By John Wayne on Saturday, 12 April 2025
Category: Race, Culture, Nation

The Dog Ate the Covid Records! By Chris Knight (Florida)

Picture this: Dr. Tom Shimabukuro, the CDC's Immunization Safety Office director, caught like a schoolboy clutching a crumpled note, stammering that the dog ate his homework. Except this isn't a missing maths assignment—it's potentially critical records about adverse Covid-19 vaccine reactions, and Senator Ron Johnson, the Wisconsin watchdog with a nose for trouble, isn't buying the excuse. In a scathing letter to the Attorney General, FBI Director, and HHS watchdog, Johnson has accused Shimabukuro of mishandling or even deleting files that could hold the key to understanding vaccine safety. It's a bureaucratic comedy of errors, but the punchline's grim: what's being hidden, and why does it feel like the dog's been fed a buffet of secrets?

The saga began last November when Johnson, ever the congressional knight tilting at windmills, politely asked HHS, the CDC, and the FDA to preserve all records tied to the development, safety, and efficacy of Covid-19 vaccines. By January, newly minted as chair of the Senate's Permanent Subcommittee on Investigations, he sharpened his lance and fired off a subpoena for internal vaccine safety communications. That's when the plot thickened—HHS admitted they were struggling to find Shimabukuro's records, the very files he was responsible for, the ones that should exist. Johnson's aide, whispering to The Post, couldn't say exactly what's missing, but the implication is clear: something's gone AWOL, and it's not just a Post-it note.

Johnson's not playing games. His letter screams "highly concerning," painting Shimabukuro as a naughty pupil who might've tossed his homework into a digital shredder. He's demanding the FBI, DOJ, and HHS Inspector General dig into whether these records were deliberately erased to dodge congressional oversight or pesky FOIA requests. And he's waving the big stick—contempt of Congress, with its six-figure fines and up to a year in the slammer. Under the Federal Records Act, officials like Shimabukuro are supposed to guard documents like sacred texts, not treat them like last week's grocery list. The senator's ready to send the feds to check under Shimabukuro's desk, half-expecting to find a note saying, "Gone fishing—back never."

But here's where the farce gets juicy: Shimabukuro's not alone in this homework-heist ring. Johnson's tying him to another HHS rascal, Dr. David Morens of the NIH, whose inbox was mysteriously barren of Covid-19 emails. Morens, it turns out, was sneaking work chats to his Gmail like a kid passing notes in class, later claiming he couldn't recall if he hit delete. The House caught him cozying up to NIH's FOIA office for tips on dodging records requests—a masterclass in bureaucratic hide-and-seek. Johnson, sniffing a pattern, declared he always suspected Morens wasn't the lone evader. Now, with Shimabukuro's files playing Houdini, it's looking like HHS might be running a secret club called the Vanishing Files Society.
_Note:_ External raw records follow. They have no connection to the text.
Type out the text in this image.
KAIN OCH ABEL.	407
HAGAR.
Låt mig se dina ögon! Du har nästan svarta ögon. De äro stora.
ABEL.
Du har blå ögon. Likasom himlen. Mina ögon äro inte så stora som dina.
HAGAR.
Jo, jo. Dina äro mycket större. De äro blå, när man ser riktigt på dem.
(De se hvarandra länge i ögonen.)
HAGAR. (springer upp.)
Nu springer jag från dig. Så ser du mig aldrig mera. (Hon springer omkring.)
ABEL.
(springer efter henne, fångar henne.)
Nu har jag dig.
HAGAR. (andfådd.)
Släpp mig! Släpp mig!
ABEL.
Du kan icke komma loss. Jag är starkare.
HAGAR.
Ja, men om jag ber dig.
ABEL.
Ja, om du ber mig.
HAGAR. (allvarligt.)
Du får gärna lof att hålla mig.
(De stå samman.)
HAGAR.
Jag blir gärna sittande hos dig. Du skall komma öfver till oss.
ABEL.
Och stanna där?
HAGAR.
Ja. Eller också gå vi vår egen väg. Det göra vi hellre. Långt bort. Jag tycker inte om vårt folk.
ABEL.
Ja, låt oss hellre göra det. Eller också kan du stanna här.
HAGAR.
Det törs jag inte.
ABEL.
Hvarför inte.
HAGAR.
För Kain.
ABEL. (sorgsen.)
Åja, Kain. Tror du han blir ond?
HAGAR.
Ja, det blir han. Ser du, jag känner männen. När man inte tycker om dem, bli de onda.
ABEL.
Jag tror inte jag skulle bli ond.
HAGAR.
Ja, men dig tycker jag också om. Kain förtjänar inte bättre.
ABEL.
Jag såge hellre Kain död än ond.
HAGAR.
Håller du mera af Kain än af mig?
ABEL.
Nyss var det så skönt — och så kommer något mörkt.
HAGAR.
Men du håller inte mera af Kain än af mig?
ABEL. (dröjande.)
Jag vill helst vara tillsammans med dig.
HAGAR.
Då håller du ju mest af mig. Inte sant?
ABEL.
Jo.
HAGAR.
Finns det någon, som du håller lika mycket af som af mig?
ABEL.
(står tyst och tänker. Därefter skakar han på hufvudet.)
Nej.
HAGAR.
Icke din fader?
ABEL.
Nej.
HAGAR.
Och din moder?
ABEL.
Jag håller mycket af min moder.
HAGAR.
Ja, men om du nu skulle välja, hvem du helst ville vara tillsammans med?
The stakes couldn't be higher. Johnson's calling for a full-blown probe into whether HHS officials "systemically mishandled, deleted, or destroyed" data about the pandemic and vaccines. He's been arm-wrestling the HHS watchdog for months, pushing for a deeper dive, especially after Morens' shenanigans. The Covid-19 vaccines, rushed out under Operation Warp Speed, were sold as miracles, but questions about side effects linger like an awkward guest. If Shimabukuro's records hold clues—say, about rare reactions or safety concerns—losing them isn't just sloppy; it's a betrayal of trust. The public deserves answers, not a shrug and a tale of a digital dog with a taste for sensitive files.

In this grand comedy, Shimabukuro's the star, fumbling his lines as Johnson plays the outraged principal, ready to hand out detention. The missing records are the plot twist nobody wanted, leaving us wondering: what's in those files? Evidence of oversight failures? Damning data? Or just a really boring PowerPoint? The senator's not laughing—he's demanding the grown-ups check the kennel, crack open the email servers, and find out if HHS is covering tracks or just terrible at filing. Until then, Shimabukuro's stuck in the hot seat, his "dog ate it" excuse falling flatter than a bad sitcom. Time to fess up, Doc, before the FBI starts sniffing around for that suspiciously well-fed pup!